Прислуга показала, что господин поручик остановился в номерах за день до гибели, в вечер самого убийства что-то праздновал, было много гостей, и офицеров, и штатских, которые приходили и уходили в продолжение всего вечера. Его благородие отпустил кухарку и горничную, оставил только Гришку, крестьянского мальчика лет двенадцати, чтоб бегать, если понадобится, в соседний трактир, пожаловал ему двугривенный.
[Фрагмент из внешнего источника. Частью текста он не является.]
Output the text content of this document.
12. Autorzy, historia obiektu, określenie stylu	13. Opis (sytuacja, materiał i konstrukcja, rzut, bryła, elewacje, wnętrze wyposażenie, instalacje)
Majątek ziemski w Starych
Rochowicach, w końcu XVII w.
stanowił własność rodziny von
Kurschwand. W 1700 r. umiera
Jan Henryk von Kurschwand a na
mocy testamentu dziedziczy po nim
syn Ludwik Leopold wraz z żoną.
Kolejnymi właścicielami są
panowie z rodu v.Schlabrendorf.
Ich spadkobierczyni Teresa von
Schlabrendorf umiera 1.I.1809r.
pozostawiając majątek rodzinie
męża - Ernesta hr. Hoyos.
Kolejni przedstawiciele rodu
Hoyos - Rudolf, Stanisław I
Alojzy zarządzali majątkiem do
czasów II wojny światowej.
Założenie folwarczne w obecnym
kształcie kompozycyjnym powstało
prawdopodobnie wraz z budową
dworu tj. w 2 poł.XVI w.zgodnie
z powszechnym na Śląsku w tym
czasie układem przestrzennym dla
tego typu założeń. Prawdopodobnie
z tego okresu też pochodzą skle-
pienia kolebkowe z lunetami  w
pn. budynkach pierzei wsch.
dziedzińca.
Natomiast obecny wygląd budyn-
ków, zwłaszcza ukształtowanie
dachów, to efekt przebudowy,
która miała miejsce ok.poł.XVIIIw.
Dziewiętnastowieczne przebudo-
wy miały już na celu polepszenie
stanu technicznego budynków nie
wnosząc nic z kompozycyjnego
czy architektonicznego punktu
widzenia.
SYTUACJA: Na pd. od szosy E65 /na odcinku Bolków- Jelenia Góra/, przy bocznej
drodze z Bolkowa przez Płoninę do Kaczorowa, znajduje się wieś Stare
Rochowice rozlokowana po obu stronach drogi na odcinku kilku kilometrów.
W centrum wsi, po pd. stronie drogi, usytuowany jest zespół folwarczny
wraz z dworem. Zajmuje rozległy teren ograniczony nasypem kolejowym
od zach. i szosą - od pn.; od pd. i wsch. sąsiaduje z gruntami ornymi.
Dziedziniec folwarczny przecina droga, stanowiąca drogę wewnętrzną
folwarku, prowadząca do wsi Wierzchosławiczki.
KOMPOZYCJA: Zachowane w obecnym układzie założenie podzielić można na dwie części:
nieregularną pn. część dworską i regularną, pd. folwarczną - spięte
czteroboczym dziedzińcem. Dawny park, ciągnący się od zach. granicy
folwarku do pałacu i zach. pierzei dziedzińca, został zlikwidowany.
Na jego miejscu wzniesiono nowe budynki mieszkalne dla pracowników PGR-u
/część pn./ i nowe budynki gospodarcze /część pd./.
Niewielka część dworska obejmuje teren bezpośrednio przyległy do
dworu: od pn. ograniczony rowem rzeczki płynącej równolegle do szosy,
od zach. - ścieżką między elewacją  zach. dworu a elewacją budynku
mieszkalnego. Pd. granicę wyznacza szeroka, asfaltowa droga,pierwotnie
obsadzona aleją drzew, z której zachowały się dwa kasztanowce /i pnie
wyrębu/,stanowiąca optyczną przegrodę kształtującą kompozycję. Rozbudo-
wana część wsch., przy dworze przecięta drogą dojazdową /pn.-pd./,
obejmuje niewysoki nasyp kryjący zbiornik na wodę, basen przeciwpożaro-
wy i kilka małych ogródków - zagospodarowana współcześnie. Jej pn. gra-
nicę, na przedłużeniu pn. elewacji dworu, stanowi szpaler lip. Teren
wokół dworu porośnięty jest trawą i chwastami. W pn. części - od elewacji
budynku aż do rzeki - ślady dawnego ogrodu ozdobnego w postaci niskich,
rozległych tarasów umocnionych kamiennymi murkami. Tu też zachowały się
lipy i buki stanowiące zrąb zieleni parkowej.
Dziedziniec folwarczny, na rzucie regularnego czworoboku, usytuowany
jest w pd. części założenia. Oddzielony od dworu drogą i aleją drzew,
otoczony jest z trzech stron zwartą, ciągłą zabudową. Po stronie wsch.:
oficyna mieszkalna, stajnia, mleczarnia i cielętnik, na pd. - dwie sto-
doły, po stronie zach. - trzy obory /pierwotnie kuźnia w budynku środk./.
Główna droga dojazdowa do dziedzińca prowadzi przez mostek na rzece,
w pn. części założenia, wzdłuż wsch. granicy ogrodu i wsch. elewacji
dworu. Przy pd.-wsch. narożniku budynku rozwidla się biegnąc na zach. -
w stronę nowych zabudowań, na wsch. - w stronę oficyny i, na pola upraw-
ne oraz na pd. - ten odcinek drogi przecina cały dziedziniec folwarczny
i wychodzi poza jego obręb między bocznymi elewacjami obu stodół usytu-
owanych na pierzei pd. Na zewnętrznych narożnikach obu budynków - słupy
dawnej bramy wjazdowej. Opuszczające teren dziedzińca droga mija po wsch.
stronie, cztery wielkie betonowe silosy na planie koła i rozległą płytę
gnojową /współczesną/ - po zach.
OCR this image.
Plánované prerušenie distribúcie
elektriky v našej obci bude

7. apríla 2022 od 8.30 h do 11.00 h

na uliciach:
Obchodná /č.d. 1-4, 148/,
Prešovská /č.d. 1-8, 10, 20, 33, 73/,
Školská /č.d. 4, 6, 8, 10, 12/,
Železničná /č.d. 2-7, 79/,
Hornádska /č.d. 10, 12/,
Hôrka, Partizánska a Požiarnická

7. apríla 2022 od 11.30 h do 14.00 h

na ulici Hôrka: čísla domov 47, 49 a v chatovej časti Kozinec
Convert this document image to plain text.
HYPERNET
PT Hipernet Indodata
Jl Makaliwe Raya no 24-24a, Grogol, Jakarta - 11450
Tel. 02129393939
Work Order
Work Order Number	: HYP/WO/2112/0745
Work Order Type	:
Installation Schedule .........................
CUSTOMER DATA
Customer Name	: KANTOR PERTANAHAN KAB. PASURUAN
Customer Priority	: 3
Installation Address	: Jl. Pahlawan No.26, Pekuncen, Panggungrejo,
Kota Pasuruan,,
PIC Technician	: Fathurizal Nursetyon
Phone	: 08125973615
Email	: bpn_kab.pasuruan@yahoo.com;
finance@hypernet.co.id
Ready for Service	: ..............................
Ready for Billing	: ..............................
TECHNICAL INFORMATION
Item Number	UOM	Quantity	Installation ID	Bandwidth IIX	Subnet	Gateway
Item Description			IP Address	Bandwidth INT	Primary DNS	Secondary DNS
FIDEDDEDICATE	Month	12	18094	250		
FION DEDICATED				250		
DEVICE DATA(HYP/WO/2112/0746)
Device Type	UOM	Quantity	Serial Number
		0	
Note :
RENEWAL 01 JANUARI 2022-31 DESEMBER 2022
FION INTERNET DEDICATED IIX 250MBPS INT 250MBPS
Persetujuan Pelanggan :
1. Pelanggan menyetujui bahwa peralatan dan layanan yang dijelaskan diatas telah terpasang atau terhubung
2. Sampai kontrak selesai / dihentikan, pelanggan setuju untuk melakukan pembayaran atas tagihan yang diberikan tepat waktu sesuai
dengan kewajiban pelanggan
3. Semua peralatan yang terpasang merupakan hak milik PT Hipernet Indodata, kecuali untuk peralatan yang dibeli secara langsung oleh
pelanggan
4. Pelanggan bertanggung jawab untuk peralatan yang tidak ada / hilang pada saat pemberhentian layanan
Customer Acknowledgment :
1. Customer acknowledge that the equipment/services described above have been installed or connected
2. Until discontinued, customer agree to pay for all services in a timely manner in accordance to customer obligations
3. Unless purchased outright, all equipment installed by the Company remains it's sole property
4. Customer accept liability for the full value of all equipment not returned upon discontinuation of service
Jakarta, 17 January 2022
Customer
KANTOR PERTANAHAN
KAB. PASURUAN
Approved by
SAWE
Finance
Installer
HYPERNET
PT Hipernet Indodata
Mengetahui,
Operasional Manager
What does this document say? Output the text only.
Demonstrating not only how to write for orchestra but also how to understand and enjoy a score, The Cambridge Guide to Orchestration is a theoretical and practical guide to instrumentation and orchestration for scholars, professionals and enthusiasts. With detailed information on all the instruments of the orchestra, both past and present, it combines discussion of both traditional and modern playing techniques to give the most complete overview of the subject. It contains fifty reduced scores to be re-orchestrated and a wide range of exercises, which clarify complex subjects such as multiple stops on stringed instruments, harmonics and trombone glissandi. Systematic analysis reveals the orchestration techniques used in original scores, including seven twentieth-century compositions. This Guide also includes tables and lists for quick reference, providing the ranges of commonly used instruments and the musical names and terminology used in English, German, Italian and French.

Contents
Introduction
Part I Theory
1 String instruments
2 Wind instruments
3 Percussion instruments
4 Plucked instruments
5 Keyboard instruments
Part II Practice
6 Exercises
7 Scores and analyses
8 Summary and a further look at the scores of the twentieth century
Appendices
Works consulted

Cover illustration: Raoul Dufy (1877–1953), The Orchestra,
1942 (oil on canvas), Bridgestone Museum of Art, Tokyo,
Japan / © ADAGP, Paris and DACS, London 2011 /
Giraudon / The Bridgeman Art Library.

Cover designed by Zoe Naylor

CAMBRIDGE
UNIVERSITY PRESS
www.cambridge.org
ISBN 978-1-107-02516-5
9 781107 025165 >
Кто гостил у господина поручика, мальчишка, конечно, не запомнил — несколько раз бегал в трактир, а потом было уже поздно и он задремал в уголке прихожей. Но их благородие больше его не звали, он проспал до утра, а затем горничная, пришедшая прибрать в номере, обнаружила постояльца убитым и подняла крик. На счастье Евсеева, вскоре приехали военные следователи, снова всех допросили и отпустили, сказав, что делом будет заниматься военная прокуратура, чему господин квартальный был чрезвычайно рад.
Однако к этой радости примешивалась изрядная доля раздражения. Евсеев не понимал, за что убили обычного поручика, незнатного и небогатого, судя по простому, потёртому мундиру и грубым, не изнеженным рукам. И убили его не случайно, в стихийно возникшей пьяной ссоре. Удар был нанесён профессионалом, сзади, под левую лопатку, когда офицер сидел за столом и, очевидно, разговаривал с сообщником убийцы. И обыск в комнате проводился целенаправленно, не хаотично. Случайные воры оставляют совсем другие следы. Скорее всего, убийцы были среди гостей, а когда все разошлись, хотели о чём-то договориться с поручиком, но это им не удалось, и они его убили.
Впрочем, это только домыслы. Заниматься данным делом он не будет, значит, надо выкинуть всё из головы. Господин пристав зашёл в трактир Хорева, выкушал для поправки здоровья рюмочку горькой, закусил ломтиком тамбовского окорока и отправился по делам службы.
Глава 1. Одесса, июнь, 1907
Небольшой ресторанчик на Ришельевской был почти заполнен, хотя обеденное время ещё не наступило, едва перевалило за полдень. Сюда заходили закусить маклеры из близлежащих контор, мелкие чиновники, журналисты и другая подобная публика. Вошедший господин — высокий, стройный, с тонкими, закрученными вверх усами и цепким взглядом выразительных серых глаз на смуглом лице, производил впечатление военного человека, несмотря на цивильный светлый полотняный костюм.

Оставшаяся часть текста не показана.